For this study, the district heating potential is aggregated at the municipality level (see Figure 4) and superimposed with the regional feed-in quantities according to AGFW (as columns) for comparison. In doing so, a good correlation between the data sets becomes apparent. Where, a district heating potential is identified but no feed-in quantities can be taken from the AGFW main reports, the regionalization consequently places heat networks in order to make up the feed-in quantities still missing from the totality of feed-in quantities determined from the main reports.
Development of the heating demand
For the development of the regional heating demand, three scenarios are formed, which describe different ambition levels and heating network situations and are based on the “KNDE2045”. This achieves climate neutrality in 2045 in public supply through an annual building renovation rate of 1.6%, 6 million installed heat pumps, and strong expansion of heating grids. These framework parameters correspond to the medium FfE scenario, which depicts a “centralized heat supply”. Accordingly, another scenario is formed with a lower (“trend”) and one with a higher ambition level (“decentralized”). The latter, for example, envisages a renovation rate of up to 2%. The regionalization of these national scenarios is done taking into account the regional district heating potential. For reasons of space, the industrial scenarios are not discussed in detail here.
Regionalization
For the regionalization of the updated heat sales of the public supply, the difference between heating demand and expansion target of the scenario is first calculated for each support year. This difference represents the necessary national heating network expansion. The regionalization of the expansion is then performed using the district heating potential raster described above. Finally, the resulting regional heating grid feed-in per energy source can be calculated (see Figure 5).

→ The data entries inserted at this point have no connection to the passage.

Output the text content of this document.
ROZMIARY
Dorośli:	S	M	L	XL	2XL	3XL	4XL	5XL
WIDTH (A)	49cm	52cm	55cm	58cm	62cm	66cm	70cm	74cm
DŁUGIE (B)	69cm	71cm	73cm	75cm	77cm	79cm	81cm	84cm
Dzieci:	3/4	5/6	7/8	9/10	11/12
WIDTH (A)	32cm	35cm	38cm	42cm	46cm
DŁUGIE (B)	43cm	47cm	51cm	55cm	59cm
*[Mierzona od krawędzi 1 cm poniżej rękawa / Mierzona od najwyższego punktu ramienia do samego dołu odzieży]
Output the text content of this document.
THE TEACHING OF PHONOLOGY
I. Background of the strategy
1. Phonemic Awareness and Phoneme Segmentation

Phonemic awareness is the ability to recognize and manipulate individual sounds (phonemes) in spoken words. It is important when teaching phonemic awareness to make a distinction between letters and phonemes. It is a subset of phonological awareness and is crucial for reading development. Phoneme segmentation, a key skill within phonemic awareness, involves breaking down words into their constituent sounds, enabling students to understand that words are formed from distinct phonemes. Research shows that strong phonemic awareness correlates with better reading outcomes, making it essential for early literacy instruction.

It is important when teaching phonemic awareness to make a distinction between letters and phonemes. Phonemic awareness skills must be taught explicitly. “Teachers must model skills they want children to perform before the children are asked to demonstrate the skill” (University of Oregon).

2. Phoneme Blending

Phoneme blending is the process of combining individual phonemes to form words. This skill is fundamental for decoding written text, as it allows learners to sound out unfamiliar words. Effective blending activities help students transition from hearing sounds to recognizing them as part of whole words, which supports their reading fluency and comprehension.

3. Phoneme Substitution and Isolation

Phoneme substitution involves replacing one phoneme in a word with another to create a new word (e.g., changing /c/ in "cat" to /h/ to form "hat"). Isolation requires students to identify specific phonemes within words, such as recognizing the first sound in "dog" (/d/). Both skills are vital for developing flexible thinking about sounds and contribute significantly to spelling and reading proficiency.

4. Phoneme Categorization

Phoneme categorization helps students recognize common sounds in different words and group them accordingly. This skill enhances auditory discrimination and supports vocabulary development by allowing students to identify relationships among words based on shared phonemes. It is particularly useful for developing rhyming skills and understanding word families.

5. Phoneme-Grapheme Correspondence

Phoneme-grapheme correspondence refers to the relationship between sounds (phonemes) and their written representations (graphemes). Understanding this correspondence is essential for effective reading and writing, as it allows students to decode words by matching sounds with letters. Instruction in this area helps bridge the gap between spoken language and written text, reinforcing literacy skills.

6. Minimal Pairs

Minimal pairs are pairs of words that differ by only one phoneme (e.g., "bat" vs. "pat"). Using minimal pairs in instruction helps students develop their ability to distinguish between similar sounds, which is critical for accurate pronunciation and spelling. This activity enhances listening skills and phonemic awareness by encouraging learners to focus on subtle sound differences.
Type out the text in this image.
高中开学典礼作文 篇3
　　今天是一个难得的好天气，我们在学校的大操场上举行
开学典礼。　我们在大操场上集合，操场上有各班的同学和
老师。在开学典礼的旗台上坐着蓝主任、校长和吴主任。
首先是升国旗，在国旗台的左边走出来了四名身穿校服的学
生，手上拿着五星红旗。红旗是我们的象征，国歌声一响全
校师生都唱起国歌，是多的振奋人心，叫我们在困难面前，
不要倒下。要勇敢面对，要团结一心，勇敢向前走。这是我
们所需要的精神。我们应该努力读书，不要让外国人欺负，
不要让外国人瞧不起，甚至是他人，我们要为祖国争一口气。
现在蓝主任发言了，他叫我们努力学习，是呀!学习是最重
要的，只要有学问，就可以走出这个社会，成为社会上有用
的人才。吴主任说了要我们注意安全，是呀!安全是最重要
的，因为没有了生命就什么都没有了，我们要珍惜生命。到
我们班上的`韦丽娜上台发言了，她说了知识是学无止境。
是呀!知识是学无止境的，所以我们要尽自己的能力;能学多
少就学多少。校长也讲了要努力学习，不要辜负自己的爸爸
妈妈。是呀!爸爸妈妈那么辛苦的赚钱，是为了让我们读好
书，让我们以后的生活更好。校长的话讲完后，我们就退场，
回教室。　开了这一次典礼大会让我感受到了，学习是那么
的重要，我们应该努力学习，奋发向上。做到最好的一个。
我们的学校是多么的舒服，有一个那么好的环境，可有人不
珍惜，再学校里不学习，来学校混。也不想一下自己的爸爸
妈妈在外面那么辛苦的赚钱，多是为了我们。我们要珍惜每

The spatial resolution of the status quo and the development of local heat supply consequently allows detailed statements to be made about how the sector targets can be achieved not only nationally, but specifically locally. For example, the analysis shows that an expansion of the heating grid in Flensburg is not possible because the full district heating potential here has already been tapped. In Hamburg, on the other hand, the heating grid is undergoing a major transformation. The declining feed-in from hard coal will initially be replaced by natural gas and, in the long term, by large-scale heat pumps, geothermal energy and hydrogen. Another advantage of the high geographic resolution is the integration of special conditions such as the local suitability for geothermal energy.